Bu anlayışa Devlet’deki “Yaratılmış her şey bozulmaya mahkumdur” ilkesi de eklenirse, bozulmanın, daha evrenin oluşma aşamasında programlanmış olduğu ortaya çıkar. Platon’un böyle düşünmesinde yadırganacak bir şey yoktur. İnsan mükemmel olarak yaratılmış olsaydı, bozulmayı açıklamak çok güç olacaktı. Kargaşa ve düzensizlik, mükemmel olarak yaratılmış insanlarca yapılmış olamazdı. Platon, canlıların eksik yaratılmasından Tanrı’yı sorumlu tutmamıştır.

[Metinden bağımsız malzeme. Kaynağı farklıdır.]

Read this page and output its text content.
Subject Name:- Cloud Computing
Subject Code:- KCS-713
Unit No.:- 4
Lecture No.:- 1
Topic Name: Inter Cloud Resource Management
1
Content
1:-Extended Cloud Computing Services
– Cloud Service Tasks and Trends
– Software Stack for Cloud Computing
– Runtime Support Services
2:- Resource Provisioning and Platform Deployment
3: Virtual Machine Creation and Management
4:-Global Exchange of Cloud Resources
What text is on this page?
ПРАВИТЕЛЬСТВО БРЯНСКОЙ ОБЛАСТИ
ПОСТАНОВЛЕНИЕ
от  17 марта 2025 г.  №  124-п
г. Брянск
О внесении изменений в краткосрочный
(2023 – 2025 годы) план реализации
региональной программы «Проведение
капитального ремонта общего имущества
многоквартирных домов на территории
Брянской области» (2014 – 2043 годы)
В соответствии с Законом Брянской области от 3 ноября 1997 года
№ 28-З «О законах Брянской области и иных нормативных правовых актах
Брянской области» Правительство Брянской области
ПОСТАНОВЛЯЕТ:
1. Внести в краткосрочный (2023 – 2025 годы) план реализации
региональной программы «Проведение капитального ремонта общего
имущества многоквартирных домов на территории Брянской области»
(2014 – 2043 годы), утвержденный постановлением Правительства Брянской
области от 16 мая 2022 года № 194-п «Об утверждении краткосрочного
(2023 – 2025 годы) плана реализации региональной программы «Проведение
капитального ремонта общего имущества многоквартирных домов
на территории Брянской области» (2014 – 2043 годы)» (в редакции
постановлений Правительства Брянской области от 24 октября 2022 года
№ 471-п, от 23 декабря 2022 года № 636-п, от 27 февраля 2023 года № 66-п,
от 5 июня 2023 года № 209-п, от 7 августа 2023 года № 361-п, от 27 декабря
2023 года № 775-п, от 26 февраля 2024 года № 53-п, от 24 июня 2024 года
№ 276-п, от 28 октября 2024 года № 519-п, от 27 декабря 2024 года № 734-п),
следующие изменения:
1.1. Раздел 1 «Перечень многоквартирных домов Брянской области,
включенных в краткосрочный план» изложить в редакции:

Yaratılmış tanrılarca meydana getirilen insan, zaten bozulmayı başından beri içinde taşımıştır. Bunun yanında bozulmadan kurtulmanın veya bozulmaya karşı koymanın yolu da gösterilmiştir. Tanrı’nın verdiği inanma ve öğrenme yeteneği, bozulmaya karşı kullanılan tek dayanak olmuştur. Ancak bilgeliğe yönelme işinde tanrılar da görevlendirilmiştir.